KE poinformowała, że w szczególności "jej niepokój budzą przepisy prawne zmieniające polskie prawo telekomunikacyjne, które doprowadziły do przedterminowego wygaśnięcia mandatu szefa krajowego organu regulacyjnego - Urzędu Komunikacji Elektronicznej".
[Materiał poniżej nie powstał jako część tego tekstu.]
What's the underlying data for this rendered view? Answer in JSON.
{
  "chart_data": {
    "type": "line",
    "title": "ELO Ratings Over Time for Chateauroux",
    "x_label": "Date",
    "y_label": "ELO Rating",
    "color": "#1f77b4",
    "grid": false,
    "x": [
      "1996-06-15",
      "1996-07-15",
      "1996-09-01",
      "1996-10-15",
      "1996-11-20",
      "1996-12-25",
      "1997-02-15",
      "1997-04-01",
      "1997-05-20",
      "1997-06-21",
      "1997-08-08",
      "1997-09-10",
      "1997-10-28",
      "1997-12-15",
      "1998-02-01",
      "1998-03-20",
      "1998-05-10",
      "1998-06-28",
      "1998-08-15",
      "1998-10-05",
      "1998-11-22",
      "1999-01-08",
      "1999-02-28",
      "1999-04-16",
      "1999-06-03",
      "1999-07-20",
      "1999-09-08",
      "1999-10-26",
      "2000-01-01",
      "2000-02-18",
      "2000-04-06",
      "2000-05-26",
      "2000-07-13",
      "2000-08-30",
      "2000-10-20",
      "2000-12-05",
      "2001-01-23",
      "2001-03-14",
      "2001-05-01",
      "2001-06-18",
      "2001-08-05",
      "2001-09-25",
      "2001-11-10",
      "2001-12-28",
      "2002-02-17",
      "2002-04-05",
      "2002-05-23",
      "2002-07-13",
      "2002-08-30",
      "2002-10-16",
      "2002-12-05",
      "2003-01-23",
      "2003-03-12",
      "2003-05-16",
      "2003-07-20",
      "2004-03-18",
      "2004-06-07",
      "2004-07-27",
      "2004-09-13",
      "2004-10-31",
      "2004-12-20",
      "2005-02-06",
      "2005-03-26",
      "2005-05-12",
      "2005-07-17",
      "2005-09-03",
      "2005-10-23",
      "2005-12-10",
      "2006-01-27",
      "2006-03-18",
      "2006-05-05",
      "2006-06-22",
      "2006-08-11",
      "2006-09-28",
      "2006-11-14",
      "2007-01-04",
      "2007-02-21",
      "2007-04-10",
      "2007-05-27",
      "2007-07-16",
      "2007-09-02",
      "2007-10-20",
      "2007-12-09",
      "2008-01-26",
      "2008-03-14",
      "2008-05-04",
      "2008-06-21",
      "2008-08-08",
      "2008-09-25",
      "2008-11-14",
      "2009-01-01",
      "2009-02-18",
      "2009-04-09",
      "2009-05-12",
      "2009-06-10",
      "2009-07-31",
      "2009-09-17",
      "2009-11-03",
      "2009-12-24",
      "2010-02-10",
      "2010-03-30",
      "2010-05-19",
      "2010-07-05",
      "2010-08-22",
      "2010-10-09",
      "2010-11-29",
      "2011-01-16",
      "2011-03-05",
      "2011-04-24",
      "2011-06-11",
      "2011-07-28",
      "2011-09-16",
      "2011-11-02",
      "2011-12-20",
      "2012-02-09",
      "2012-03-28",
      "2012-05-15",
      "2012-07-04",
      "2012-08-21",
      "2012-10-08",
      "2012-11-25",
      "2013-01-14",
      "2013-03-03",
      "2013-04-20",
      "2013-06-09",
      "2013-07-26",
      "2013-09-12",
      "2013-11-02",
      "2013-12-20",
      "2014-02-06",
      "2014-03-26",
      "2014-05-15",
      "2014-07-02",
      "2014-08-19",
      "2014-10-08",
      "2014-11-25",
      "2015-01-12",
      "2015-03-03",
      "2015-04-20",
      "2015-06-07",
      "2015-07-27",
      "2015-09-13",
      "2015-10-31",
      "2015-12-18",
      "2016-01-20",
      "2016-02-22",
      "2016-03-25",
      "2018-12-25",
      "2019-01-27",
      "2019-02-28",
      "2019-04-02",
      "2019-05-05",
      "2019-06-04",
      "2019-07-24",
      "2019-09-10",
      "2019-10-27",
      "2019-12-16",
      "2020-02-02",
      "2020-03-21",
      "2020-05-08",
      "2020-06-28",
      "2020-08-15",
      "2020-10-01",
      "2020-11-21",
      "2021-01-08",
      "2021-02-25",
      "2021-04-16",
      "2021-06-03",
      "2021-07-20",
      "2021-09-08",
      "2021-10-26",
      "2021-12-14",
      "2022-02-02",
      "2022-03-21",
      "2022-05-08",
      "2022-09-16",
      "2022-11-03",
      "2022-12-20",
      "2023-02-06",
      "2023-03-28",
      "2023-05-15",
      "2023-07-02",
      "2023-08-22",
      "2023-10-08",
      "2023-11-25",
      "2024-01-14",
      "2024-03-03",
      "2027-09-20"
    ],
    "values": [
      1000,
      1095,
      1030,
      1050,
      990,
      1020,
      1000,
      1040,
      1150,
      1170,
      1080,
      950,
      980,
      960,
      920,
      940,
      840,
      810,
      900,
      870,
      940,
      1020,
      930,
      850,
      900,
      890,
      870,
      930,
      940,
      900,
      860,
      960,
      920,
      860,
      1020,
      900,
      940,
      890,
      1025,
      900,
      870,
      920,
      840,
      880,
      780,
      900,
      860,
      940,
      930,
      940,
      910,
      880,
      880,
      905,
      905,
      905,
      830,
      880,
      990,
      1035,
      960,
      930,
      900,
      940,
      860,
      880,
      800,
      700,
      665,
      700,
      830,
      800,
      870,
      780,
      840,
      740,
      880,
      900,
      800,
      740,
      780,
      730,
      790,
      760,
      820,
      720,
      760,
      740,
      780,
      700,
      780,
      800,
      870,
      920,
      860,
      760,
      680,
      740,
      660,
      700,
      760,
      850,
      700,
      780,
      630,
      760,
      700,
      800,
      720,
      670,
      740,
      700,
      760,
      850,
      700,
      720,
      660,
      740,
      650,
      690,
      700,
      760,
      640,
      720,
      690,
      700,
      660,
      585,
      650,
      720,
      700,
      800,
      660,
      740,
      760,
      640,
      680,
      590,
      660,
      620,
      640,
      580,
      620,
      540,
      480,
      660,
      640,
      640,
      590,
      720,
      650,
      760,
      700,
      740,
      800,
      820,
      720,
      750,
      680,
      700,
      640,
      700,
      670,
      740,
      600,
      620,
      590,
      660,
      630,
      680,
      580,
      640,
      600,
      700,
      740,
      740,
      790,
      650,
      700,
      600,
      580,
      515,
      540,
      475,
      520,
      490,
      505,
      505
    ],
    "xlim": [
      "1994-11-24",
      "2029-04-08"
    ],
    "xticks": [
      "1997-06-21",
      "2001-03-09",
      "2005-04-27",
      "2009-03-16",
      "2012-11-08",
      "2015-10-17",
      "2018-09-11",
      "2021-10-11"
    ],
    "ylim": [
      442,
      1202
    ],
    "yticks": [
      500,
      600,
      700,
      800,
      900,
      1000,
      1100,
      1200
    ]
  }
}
"Zgodnie z prawem UE (...) szefowie krajowych organów regulacyjnych mogą zostać odwołani tylko wtedy, gdy przestaną spełniać warunki wymagane do wykonywania ich obowiązków, które są z góry określone w prawie krajowym. Zasady te mają na celu usunięcie wszelkich wątpliwości co do neutralności tego ciała i jego odporności na czynniki zewnętrzne. Szef krajowego organu regulacyjnego został odwołany w wyniku zmian w zasadach powoływania i odwoływania szefów krajowych organów regulacyjnych, które rząd RP zastosował z mocą wsteczną do dotychczasowego mandatu prezesa krajowego organu regulacyjnego" - twierdzi KE

KE oświadczyła, że Polska ma dwa miesiące na udzielenie odpowiedzi i "podjęcie niezbędnych działań". Jeśli te KE uzna za niewystarczające, może podjąć decyzję o skierowaniu sprawy do Trybunału Sprawiedliwości UE.
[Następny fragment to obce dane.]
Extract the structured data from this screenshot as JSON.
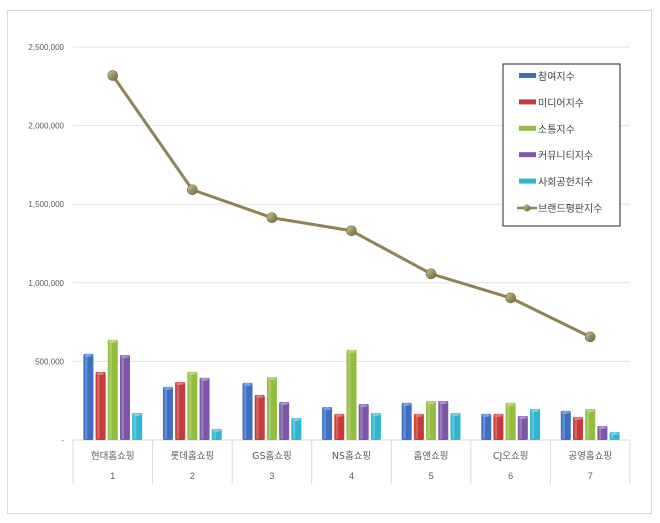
{
  "chart_data": {
    "type": "bar",
    "title": "",
    "xlabel": "",
    "ylabel": "",
    "ylim": [
      0,
      2500000
    ],
    "yticks": [
      0,
      500000,
      1000000,
      1500000,
      2000000,
      2500000
    ],
    "ytick_labels": [
      "-",
      "500,000",
      "1,000,000",
      "1,500,000",
      "2,000,000",
      "2,500,000"
    ],
    "grid": true,
    "legend_position": "upper right",
    "categories": [
      "현대홈쇼핑",
      "롯데홈쇼핑",
      "GS홈쇼핑",
      "NS홈쇼핑",
      "홈앤쇼핑",
      "CJ오쇼핑",
      "공영홈쇼핑"
    ],
    "category_ranks": [
      "1",
      "2",
      "3",
      "4",
      "5",
      "6",
      "7"
    ],
    "series": [
      {
        "name": "참여지수",
        "type": "bar",
        "color": "#3a6fc4",
        "values": [
          548000,
          338000,
          363000,
          210000,
          236000,
          166000,
          185000
        ]
      },
      {
        "name": "미디어지수",
        "type": "bar",
        "color": "#c8393a",
        "values": [
          433000,
          369000,
          287000,
          166000,
          166000,
          166000,
          146000
        ]
      },
      {
        "name": "소통지수",
        "type": "bar",
        "color": "#93bd3e",
        "values": [
          637000,
          433000,
          401000,
          573000,
          248000,
          236000,
          197000
        ]
      },
      {
        "name": "커뮤니티지수",
        "type": "bar",
        "color": "#7d56a8",
        "values": [
          541000,
          395000,
          242000,
          229000,
          248000,
          153000,
          89000
        ]
      },
      {
        "name": "사회공헌지수",
        "type": "bar",
        "color": "#2fb5cf",
        "values": [
          172000,
          70000,
          140000,
          172000,
          172000,
          197000,
          51000
        ]
      },
      {
        "name": "브랜드평판지수",
        "type": "line",
        "color": "#8c8456",
        "values": [
          2318000,
          1592000,
          1414000,
          1331000,
          1057000,
          904000,
          656000
        ]
      }
    ]
  },
  "legend": {
    "items": [
      {
        "label": "참여지수",
        "color": "#3a6fc4",
        "kind": "bar"
      },
      {
        "label": "미디어지수",
        "color": "#c8393a",
        "kind": "bar"
      },
      {
        "label": "소통지수",
        "color": "#93bd3e",
        "kind": "bar"
      },
      {
        "label": "커뮤니티지수",
        "color": "#7d56a8",
        "kind": "bar"
      },
      {
        "label": "사회공헌지수",
        "color": "#2fb5cf",
        "kind": "bar"
      },
      {
        "label": "브랜드평판지수",
        "color": "#8c8456",
        "kind": "line"
      }
    ]
  }
}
Zmiany umożliwiające skrócenie kadencji prezesa UKE znalazły się w tarczy 3.0. Posłowie zdecydowali o wprowadzeniu trybu konkursowego przy wyborze prezesa UKE oraz znieśli wymóg zatwierdzania tej nominacji przez Senat. Ponadto zdecydowali, że kadencja obecnego prezesa UKE, która obejmuje lata 2016-2021, skończy się 14 dni od wejścia w życie nowelizacji.

Reklama

Resort cyfryzacji tłumaczył, że po zmianie przepisów wybór prezesa UKE będzie podlegał procedurze konkursowej, a tak obecnie nie jest. Nie musi on też teraz spełniać odpowiednich wymagań. Podkreślono, że m.in. z tego powodu wybór byłej już szefowej UKE Anny Streżyńskiej parę lat temu był kwestionowany przez operatorów. Sprawa znalazła swój finał w sądzie.

Ministerstwo cyfryzacji informowało, że jeżeli przepisy by się nie zmieniły, obecna kadencja szefa UKE zostałaby i tak automatycznie przerwana 22 grudnia 2020 roku z powodu przepisów UE.